The Coys International Historic Festival meeting at Silverstone in July 1997 featured a Ferrari display in the paddock which included the two cars pictured below.
The car on the left is a 1952 Ferrari 340 Mexico which at that time was owned by Carlos Monteverde and is chassis #0226AT. The car is powered by a 4,102cc V12 engine designed by Aurelio Lampredi and the body designed by Giovanni Michelotti for Carrozzeria Vignale. Only four of these cars were produced, three Berlinattas and one Spyder, and they were built specifically to take part in the Carrera Panamericana race from the south of Mexico near the border with Guatemala to the north of the country near the border with Texas. In the end the Spyder which was entered for the American Bill Spear did not start in the race but the three Berlinettas did. The car above was driven by Alberto Ascari and Giuseppe Scotuzzi and retired after an accident in the early stages of the race. One of the other cars, driven by Luigi Villoresi and Franco Cornacchia, also failed to  finish, but the third Berlinetta, driven by Luigi Chinetti and Jean Lucas, finished the race in third place.
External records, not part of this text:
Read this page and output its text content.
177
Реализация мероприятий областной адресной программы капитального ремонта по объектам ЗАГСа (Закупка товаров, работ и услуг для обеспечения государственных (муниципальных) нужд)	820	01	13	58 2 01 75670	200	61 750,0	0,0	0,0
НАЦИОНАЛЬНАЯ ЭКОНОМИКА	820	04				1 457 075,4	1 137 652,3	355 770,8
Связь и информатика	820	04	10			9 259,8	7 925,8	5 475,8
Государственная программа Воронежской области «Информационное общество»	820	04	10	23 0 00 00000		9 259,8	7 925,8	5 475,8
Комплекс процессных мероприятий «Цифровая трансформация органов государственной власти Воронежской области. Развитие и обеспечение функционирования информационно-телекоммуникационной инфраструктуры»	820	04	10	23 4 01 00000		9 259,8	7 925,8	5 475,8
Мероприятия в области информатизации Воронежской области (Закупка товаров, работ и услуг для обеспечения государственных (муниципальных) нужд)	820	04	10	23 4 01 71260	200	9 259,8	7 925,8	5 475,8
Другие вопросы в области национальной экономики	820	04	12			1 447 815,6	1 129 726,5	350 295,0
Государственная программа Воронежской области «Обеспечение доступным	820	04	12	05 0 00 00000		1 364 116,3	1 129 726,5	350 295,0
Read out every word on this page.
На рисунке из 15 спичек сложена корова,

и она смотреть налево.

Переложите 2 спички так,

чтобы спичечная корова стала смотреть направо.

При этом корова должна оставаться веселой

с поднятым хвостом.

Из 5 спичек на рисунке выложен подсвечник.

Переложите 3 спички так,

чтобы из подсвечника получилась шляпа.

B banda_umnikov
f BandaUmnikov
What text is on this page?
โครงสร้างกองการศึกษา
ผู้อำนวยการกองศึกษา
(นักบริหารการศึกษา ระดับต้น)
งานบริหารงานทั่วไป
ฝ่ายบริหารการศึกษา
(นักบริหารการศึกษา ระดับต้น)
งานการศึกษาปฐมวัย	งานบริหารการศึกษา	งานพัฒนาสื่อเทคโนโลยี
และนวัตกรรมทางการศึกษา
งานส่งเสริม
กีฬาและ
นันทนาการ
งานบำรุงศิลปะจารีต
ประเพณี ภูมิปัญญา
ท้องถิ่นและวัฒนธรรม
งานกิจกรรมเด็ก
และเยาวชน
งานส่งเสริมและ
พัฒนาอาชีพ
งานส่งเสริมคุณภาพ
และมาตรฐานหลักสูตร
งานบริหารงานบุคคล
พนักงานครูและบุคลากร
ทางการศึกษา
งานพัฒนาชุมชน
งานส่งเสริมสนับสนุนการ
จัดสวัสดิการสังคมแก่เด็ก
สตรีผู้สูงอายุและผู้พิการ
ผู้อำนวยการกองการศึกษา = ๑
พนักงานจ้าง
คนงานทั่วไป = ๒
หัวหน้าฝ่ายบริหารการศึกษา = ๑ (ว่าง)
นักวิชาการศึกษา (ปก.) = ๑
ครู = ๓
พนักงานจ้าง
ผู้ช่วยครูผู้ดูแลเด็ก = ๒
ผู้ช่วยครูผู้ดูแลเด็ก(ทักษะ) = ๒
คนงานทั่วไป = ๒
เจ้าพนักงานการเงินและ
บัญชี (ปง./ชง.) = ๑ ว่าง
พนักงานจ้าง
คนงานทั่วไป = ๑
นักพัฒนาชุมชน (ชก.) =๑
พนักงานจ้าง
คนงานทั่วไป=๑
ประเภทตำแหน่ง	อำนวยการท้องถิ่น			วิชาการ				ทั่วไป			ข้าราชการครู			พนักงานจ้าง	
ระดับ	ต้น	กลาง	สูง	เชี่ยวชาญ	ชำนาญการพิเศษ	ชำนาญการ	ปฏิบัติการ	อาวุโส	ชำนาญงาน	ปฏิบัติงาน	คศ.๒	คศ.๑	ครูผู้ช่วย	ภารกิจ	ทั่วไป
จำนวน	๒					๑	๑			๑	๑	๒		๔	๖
On the right is the 1957 Ferrari 335S of Peter Sachs, which has a 4.023cc V12 engine and is chassis #0700.  Four of these cars were produced, one a converted 315S, as Ferrari's answer to the threat the 4½ litre Maserati 450S posed for the smaller engined Ferrari 315S and 290MM. The first race for the 335S was the 1957 Mille Miglia where two cars were entered, Peter Collins driving #0700 with Louis Klementaski as co-driver, but retiring with a broken drive shaft when in the lead. The second car, chassis #0676, was driven by Alfonso de Portago, partnered by Ed Nelson, but a burst tyre caused the car to leave the road and crash, killing both men together with 10 spectators. As a result of this crash the Italian government banned racing on public roads in Italy so that was the end of the Mille Miglia, though since 1977 the event has been revived as a regularity run for pre-1958 cars that would have been eligible for the original race. The 1957 race was won by Piero Taruffi in a Ferrari 315S, and Ferrari also won the 1957 World Sportscar Championship, with a 290MM winning the 1000km of Buenos Aires, and Peter Collins and Phil Hill winning the last race of the season, the Gran Premio de Venezuela in 335S #0700. The Maserati 450S won two races, the Sebring 12 hour race and the Swedish Grand Prix, and the other two races were won by British cars, Aston Martin winning the Nürburgring 1000 km and Jaguar cleaned up at Le Mans with Ecurie Ecosse D-Types in the first two places with 3 other D-Types in third, fourth and sixth places.